For too long, it was a game of couldn’ts for the Celtics. Marcus Smart could not hit a shot, Horford couldn’t keep Robin Lopez off the boards, Gerald Green couldn’t repeat his Game 4 magic, Jae Crowder couldn’t do much of anything at all.
You kept waiting for the Celtics to put together one of those IT-led runs where they snap out of the funk, wake up the TD Garden crowd, and build the kind of margin that they should have had all along.
Instead, the run only happened right about the time you really began wondering if it would.
The Bulls took an 81-79 lead into the fourth quarter, a Jimmy Butler 3-pointer at the quarter buzzer giving Chicago the advantage to the groans of the TD Garden crowd.
But just when it seemed that this might go down to the wire, the Celtics finally went on that run. After the aforementioned Wade free throws put the Bulls up 85-84, the Celtics tore off a 19-4 run, sparked by a Kelly Olynyk bank-shot-plus-one and some stellar post play from Horford.
Too often Wednesday – and too often in general, if we’re being honest – these Celtics play like prosperity is meant to be shared with the enemy. The Bulls should not have been able to hang with them on their home court. For too long, the Celtics allowed them to stick around, to believe they had hope.
But when it came time to seize the game or risk heading to Chicago on Friday in a must-win situation, the Celtics did what they had to do, and so efficiently that Brad Stevens was able to pull the starters with a minute left. As Jaylen Brown – who is now apparently the new Terry Duerod – and the rest of the bench got their moment to run around, the starters took a bow, savoring a win that for too long looked like it might not be theirs at all.
No, they never make it easy on themselves. But hey, they do make it.
***
What do you think Johnny Most would have called Dwyane Wade?
Wade the weasel? Dwyane the Pain? Whiny Wade, since he’s always crying to a ref with great results?
Ah, Johnny would have come up with something way better than those. And he would have meant it every time he rasped it.
Wade is an especially despicable opponent in that vintage-‘80s, real-rivalry kind of way, and he’s especially despicable when he’s slipped into the way-back machine and is suddenly playing well again.

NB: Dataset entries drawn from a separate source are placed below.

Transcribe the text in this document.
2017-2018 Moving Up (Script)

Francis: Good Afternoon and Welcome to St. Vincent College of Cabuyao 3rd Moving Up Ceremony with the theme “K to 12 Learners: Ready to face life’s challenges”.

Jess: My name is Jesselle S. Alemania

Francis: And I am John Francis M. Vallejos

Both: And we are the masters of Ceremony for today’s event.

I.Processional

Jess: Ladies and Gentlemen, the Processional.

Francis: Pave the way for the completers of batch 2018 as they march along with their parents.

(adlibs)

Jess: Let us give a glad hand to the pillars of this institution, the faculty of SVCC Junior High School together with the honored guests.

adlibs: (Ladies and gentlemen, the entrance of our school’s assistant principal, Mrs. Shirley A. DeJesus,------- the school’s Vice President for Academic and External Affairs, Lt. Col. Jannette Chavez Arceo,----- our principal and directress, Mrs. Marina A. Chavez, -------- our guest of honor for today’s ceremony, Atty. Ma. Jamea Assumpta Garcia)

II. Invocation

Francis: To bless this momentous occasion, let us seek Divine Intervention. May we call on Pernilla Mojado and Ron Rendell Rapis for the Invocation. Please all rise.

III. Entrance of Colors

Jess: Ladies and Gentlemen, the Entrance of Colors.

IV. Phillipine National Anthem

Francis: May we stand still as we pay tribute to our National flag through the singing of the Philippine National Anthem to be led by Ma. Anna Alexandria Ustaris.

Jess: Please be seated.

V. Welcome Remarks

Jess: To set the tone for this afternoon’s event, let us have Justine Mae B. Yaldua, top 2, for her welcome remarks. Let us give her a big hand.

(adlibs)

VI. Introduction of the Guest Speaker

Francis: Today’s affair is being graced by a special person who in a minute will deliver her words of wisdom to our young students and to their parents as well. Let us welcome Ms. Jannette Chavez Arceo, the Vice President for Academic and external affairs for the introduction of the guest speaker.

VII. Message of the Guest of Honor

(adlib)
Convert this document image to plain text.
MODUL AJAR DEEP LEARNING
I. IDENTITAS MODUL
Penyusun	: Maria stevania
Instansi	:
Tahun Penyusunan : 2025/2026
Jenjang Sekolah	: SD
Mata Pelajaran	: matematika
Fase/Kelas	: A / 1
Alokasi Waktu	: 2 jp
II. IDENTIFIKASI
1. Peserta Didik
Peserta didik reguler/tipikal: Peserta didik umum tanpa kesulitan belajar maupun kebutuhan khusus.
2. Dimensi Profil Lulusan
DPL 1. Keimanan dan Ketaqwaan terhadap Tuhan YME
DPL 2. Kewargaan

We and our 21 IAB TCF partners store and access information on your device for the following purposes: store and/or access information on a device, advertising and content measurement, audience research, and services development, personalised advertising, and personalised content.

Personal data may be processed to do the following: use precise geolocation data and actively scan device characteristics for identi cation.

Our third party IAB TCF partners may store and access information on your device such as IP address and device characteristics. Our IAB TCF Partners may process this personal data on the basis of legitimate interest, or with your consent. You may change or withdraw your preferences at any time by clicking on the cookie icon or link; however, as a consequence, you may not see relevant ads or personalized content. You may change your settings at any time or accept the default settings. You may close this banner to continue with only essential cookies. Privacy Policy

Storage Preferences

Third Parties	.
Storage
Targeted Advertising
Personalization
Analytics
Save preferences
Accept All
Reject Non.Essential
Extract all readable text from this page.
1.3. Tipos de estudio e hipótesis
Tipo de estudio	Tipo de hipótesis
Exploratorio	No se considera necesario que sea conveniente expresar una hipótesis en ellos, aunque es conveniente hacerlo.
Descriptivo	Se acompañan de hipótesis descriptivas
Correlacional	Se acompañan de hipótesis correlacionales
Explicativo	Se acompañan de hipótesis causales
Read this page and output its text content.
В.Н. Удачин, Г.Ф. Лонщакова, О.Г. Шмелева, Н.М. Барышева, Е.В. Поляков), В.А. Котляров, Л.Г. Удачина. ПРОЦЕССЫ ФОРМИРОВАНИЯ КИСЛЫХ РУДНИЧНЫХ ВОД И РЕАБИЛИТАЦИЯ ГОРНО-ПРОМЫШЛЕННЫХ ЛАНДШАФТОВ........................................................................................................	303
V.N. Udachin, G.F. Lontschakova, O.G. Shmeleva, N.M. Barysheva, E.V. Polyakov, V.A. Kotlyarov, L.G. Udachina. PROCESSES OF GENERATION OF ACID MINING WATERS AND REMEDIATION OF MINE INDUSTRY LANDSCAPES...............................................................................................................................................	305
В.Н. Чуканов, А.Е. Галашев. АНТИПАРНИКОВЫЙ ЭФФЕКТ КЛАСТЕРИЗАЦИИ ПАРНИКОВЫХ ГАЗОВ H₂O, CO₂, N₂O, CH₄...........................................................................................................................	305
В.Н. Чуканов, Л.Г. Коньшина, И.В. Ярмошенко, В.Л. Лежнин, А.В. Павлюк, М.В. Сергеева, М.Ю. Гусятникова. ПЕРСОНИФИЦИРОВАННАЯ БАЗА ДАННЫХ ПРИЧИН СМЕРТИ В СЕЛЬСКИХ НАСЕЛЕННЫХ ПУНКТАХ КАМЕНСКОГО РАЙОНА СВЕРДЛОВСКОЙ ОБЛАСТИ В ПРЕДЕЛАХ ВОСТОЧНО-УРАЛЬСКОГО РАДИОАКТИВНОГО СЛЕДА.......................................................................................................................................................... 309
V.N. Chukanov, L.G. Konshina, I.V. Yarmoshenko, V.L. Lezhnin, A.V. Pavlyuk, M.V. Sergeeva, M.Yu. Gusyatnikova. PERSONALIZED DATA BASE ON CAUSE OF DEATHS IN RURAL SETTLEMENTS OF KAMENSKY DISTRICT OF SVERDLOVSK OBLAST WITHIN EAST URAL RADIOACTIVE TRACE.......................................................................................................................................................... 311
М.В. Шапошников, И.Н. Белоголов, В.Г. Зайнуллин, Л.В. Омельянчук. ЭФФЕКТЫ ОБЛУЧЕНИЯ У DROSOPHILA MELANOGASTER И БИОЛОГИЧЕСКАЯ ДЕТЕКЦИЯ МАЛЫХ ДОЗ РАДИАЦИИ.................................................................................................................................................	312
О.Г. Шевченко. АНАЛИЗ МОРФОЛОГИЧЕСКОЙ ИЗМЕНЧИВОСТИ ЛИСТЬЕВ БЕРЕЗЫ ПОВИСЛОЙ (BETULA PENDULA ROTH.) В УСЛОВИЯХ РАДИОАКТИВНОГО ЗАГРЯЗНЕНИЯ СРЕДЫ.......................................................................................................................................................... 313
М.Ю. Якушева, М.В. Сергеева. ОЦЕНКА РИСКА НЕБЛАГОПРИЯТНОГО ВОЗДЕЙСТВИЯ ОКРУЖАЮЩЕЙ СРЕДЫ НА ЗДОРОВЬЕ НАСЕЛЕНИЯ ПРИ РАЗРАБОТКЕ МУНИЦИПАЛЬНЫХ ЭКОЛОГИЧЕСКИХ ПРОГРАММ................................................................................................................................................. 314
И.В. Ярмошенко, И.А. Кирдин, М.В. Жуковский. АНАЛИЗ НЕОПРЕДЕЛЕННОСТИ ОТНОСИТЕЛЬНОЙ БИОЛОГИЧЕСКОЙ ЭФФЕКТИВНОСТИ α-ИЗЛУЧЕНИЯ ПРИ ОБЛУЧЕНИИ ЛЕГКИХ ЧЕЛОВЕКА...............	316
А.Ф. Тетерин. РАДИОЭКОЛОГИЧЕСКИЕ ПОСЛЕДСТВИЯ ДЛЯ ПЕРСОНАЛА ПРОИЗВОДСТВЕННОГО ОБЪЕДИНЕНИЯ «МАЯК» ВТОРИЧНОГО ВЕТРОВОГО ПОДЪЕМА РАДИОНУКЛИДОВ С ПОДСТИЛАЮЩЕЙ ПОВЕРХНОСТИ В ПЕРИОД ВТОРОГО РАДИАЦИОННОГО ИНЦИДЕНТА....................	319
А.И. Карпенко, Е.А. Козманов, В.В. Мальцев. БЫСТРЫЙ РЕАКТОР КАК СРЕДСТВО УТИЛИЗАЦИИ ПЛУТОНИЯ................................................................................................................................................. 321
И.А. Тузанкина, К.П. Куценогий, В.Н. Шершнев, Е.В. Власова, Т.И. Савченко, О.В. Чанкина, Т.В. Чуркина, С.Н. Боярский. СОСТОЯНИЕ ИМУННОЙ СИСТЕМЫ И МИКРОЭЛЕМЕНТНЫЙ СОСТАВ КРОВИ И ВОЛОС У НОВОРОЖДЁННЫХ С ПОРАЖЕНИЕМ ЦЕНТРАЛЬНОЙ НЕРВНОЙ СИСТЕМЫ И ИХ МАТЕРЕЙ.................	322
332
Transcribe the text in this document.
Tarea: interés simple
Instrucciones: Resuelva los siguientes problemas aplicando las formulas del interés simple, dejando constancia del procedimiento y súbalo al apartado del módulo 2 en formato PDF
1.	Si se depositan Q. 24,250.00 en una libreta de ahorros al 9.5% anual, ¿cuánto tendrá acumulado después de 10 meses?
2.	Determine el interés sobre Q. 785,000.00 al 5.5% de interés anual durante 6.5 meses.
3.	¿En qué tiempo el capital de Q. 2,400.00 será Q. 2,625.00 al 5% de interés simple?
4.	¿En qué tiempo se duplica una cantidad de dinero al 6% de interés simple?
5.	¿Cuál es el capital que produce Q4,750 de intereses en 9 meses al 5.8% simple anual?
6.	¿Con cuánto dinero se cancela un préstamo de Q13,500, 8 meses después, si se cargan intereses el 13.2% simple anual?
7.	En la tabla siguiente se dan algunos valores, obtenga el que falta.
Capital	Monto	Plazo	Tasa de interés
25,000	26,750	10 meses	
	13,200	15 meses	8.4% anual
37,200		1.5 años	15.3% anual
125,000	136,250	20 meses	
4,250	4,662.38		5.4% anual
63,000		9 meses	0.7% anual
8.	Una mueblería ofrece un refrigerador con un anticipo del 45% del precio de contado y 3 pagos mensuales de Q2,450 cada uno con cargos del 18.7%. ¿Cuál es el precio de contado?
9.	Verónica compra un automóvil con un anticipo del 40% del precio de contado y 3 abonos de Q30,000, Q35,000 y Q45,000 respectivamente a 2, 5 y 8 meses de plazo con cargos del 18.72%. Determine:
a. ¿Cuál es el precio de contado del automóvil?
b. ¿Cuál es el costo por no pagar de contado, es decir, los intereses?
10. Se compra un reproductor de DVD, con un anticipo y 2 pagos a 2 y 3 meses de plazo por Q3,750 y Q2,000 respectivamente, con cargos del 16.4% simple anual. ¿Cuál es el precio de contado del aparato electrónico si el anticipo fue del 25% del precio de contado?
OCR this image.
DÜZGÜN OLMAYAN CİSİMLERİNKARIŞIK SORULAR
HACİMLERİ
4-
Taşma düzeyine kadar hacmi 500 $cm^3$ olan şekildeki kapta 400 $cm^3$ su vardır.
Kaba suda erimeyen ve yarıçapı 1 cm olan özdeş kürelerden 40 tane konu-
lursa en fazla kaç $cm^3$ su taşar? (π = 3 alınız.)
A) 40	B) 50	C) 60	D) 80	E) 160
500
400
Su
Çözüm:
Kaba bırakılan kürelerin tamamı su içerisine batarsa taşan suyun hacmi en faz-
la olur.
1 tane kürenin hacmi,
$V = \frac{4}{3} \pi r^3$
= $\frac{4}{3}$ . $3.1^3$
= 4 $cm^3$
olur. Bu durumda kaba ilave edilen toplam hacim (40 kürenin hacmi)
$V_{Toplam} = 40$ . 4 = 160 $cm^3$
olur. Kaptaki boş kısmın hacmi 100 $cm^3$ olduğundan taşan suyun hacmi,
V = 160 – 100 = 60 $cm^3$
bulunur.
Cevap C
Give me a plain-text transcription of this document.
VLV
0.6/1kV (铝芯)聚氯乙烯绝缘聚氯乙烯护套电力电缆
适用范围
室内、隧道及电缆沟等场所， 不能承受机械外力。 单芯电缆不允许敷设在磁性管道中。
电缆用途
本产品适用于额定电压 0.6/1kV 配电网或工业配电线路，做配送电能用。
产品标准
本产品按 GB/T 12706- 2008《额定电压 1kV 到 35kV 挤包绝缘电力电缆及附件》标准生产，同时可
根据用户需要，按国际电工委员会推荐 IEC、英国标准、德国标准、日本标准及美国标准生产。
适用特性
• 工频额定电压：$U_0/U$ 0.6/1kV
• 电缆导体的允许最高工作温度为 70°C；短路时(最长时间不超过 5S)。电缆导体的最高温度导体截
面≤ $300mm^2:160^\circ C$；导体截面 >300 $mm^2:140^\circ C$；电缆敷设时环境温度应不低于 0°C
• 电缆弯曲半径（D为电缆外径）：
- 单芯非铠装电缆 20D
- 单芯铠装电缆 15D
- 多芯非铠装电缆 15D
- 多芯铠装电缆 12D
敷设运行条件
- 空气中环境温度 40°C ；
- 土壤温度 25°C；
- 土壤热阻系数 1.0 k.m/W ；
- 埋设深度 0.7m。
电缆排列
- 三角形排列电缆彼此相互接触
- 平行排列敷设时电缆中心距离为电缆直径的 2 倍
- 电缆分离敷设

The Rondo Elbow Buster is much more tolerable when he forgets how to dunk or stands off to the side while Jimmy Butler goes one-on-one and forgets Wade is still an active player in the league.
Last night, unfortunately for the Celtics, vintage Wade showed up, at least on offense, and damn near submitted a triple-double. Midway through the first quarter he was outscoring the Celtics, 7-4. He finished the game with 26 points, 11 rebounds, 8 assists, and 2 of those super-obnoxious leap-into-a-defender-and-heave-it-at-the-hoop plays that inevitably end up getting him a couple of freebies from the line.
His last draw-the-foul-and-chuck-it led to two free throws, giving the Bulls an 85-84 lead before the Celtics went on a huge run to put away the game. Even when the game was out of reach, Wade was gifted a phantom foul on Avery Bradley after clanking a turnaround jumper in which Bradley didn’t touch him.
At least Wade did have one embarrassing moment when Terry Rozier, who has his moments, stripped the ball and went in for a ferocious dunk that looked like it came from Dr. J’s ABA highlight reel.
All right, maybe that’s too much hyperbole; no one has ever dunked like Dr. J in the ABA. Ask Wade. I seem to remember him playing against him as a member of the Kentucky Colonels.